Project 4 / Scene Recognition with Bag of Words

The coding for the main tasks was very straightforward this time. Therefore I will only report the accuracy of the three pipelines. They are close to what we were told to expect and maybe a little low because I would rather get to work on the extra credit than tune parameters for a suboptimal pipeline.

Accuracy of the three recognition pipelines

Pipeline Accuracy Number vocabulary size
tiny images + nearest neighbor 19.4
bag of SIFT + nearest neighbor 46.7 200
bag of SIFT + 1 vs all linear SVM 59.1 256

These were the best results that I was able to achieve. Please note that vl_svmtrain uses a stochastic optimization method and thus the accuracy may be lower than 55% in some cases, though it is in the 57-59% range most of the time.

Extra Credit

bag of SIFT + 1 vs all linear SVM at multiple scales

For the bag of SIFT setup I have sampled features from multiple levels of a Gaussian pyramid. Due to runtime concers regarding the k-means clustering I have only run this with SIFT features of cell size 8 and at a step length of 16. Considering features at multiple scales improved the performance mildly, however, using deep Gaussian pyramids (large L) actually decreased the performance. I attribute this to a lot of the images looking too similar at very small scales.

Pyramid levels L Accuracy
1 57.1
2 57.3
3 58.5
4 57.9
5 54.1

Non-linear SVM

Furthermore I have also tried non-linear SVMs with various kernels. The SVM code differs from the linear SVM code in that I have used matlabs SVM implementation and trained 105 1vs1 SVMs instead of 15 1vsAll SVMs because that was faster. For the data in the following table I have applied the non-linear SVM classifier to the best setup from the previous section, i.e. the bag-of-SIFT model with L = 3.
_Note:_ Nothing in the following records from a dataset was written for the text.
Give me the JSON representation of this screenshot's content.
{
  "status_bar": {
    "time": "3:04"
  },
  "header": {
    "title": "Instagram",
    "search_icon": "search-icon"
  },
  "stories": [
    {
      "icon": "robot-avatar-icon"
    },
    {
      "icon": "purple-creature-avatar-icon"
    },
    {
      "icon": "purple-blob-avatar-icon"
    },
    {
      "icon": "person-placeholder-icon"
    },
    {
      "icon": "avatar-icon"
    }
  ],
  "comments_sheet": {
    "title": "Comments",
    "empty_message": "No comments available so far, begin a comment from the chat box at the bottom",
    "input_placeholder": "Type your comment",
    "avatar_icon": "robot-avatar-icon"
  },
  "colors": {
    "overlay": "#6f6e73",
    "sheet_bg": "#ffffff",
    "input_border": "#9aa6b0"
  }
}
The first case (linear) was actually only meant to check, if the implementation works but as it turns out 1vs1-SVMs do not only train faster but also show superior classfication performance (the linear SVM achieved 58.5% vs. 64.3% by the non-linear SVM with linear kernel). Next, I tried the polynomial kernel which is apparently not a good fit for comparing histograms. After that came the Gaussian kernel, which performed really badly (7%), so not better than chance. This was very surprising and the confusion matrix showed that it classified basically every image as class 15. I do not think, it is a bug in my code because I have only changed the kernel function and the other kernel functions work well. Lastly I have implemented the chi-squared kernel as a custom kernel with vlfeat's vl_alldist2 function. The accuracy was an astonishing 69.5% which is 5% better than with the linear kernel and an 11% improvement over the linear SVM.
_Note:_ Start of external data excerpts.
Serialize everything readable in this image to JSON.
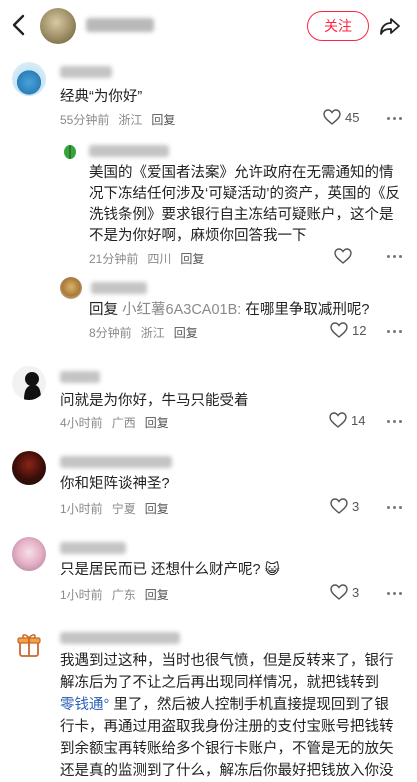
{
  "header": {
    "follow_label": "关注",
    "icons": [
      "chevron-left-icon",
      "share-icon"
    ]
  },
  "comments": [
    {
      "text": "经典“为你好”",
      "time": "55分钟前",
      "location": "浙江",
      "reply_label": "回复",
      "likes": "45"
    },
    {
      "text": "美国的《爱国者法案》允许政府在无需通知的情况下冻结任何涉及‘可疑活动’的资产，英国的《反洗钱条例》要求银行自主冻结可疑账户，这个是不是为你好啊，麻烦你回答我一下",
      "time": "21分钟前",
      "location": "四川",
      "reply_label": "回复",
      "likes": ""
    },
    {
      "reply_prefix": "回复",
      "reply_target": "小红薯6A3CA01B:",
      "text": " 在哪里争取减刑呢?",
      "time": "8分钟前",
      "location": "浙江",
      "reply_label": "回复",
      "likes": "12"
    },
    {
      "text": "问就是为你好，牛马只能受着",
      "time": "4小时前",
      "location": "广西",
      "reply_label": "回复",
      "likes": "14"
    },
    {
      "text": "你和矩阵谈神圣?",
      "time": "1小时前",
      "location": "宁夏",
      "reply_label": "回复",
      "likes": "3"
    },
    {
      "text": "只是居民而已 还想什么财产呢?",
      "emoji": "😺",
      "time": "1小时前",
      "location": "广东",
      "reply_label": "回复",
      "likes": "3"
    },
    {
      "text_before": "我遇到过这种，当时也很气愤，但是反转来了，银行解冻后为了不让之后再出现同样情况，就把钱转到",
      "link": "零钱通",
      "text_after": "里了，然后被人控制手机直接提现回到了银行卡，再通过用盗取我身份注册的支付宝账号把钱转到余额宝再转账给多个银行卡账户，不管是无的放矢还是真的监测到了什么，解冻后你最好把钱放入你没有绑定任何支付系统的卡里。"
    }
  ]
}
Kernel Accuracy (%) Training Time (s) Query Time (s)
Linear 64.3 2.8 0.3
Polynomial of degree 4 41.7 228 2.2
Gaussian 6.9 3.1 3.5
Chi-Squared 69.5 4.8 23.0

Fisher vector encoding

I have also implemented fisher vectors for feature quantization. My implementation follows this paper. That means that learning the "vocabulary", i.e. the GMM, consists of, first, collecting SIFT features with a cell size of 8 pixels and a step size of 16 pixels at 5 levels of a Gaussian pyramid. Then I use PCA to reduce the 128 dimensional features to their 64 dimensions. Finally I fit the GMM with vl_gmm, so only isotropic variances.
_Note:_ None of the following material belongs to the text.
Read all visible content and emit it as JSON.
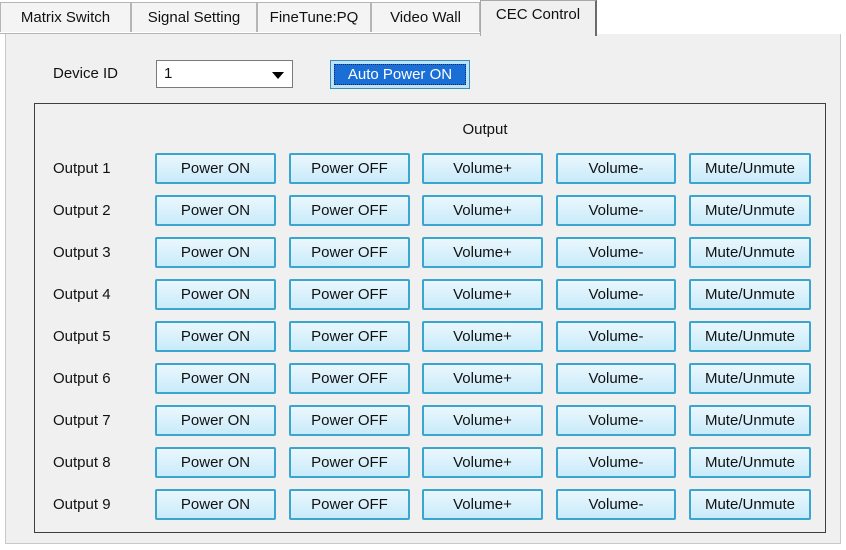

Classifier Accuracy (%) Training Time (s) Query Time (s)
Non-linear SVM with chi-squared kernel 7.7 1604 13712
1vs1 linear SVM 73.5 113 14.8
1vsAll linear SVM 78.1 8.8 2.1

First I tested the non-linear SVM classifier with the chi-squared kernel on this, just because it worked so well for the bag of SIFT words. Here, however, it did not work at all and in the confusion matrix you could see that the images were just categorized randomly. A possible explanation is that using Fisher vectors is already equivalent to working with a non-linear kernel and that somehow makes a second kernel redundant or incompatible. So I went back to linear SVMs, which is what they used in the paper as well, and actually got the best results with the original 1vsAll classifier.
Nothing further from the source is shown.